Amplitudes and Spinor-Helicity in Six Dimensions

TL;DR

This paper develops a six-dimensional spinor-helicity formalism to derive compact scattering amplitudes for Yang-Mills and gravity, extending tools from four dimensions and exploring higher-dimensional recursion relations.

Contribution

It introduces a novel six-dimensional spinor-helicity formalism and applies it to compute tree-level amplitudes, linking them to four-dimensional physics via dimensional reduction.

Findings

Derived compact three, four, and five-point amplitudes for Yang-Mills in six dimensions.

Obtained gravitational amplitudes from Yang-Mills using KLT relations.

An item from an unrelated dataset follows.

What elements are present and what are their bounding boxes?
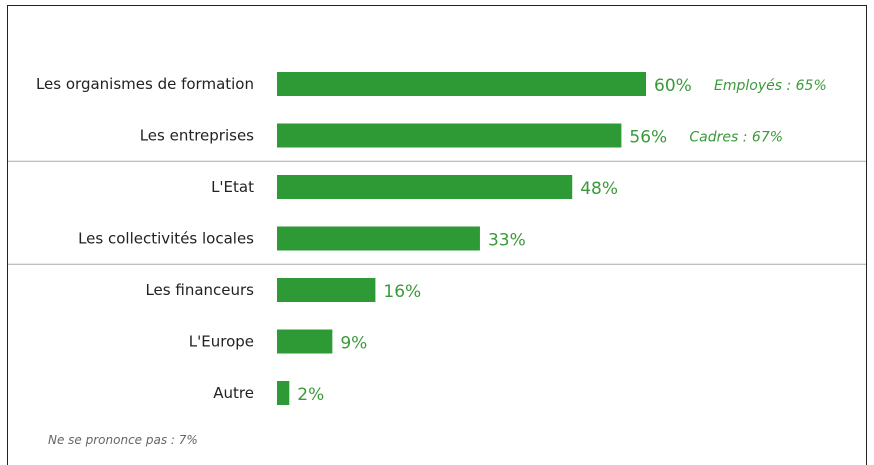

Discussed BCFW recursion relations in higher dimensions.

Abstract

The spinor-helicity formalism has become an invaluable tool for understanding the S-matrix of massless particles in four dimensions. In this paper we construct a spinor-helicity formalism in six dimensions, and apply it to derive compact expressions for the three, four and five point tree amplitudes of Yang-Mills theory. Using the KLT relations, it is a straightforward process to obtain amplitudes in linearized gravity from these Yang-Mills amplitudes; we demonstrate this by writing down the gravitational three and four point amplitudes. Because there is no conserved helicity in six dimensions, these amplitudes describe the scattering of all possible polarization states (as well as Kaluza-Klein excitations) in four dimensions upon dimensional reduction. We also briefly discuss a convenient formulation of the BCFW recursion relations in higher dimensions.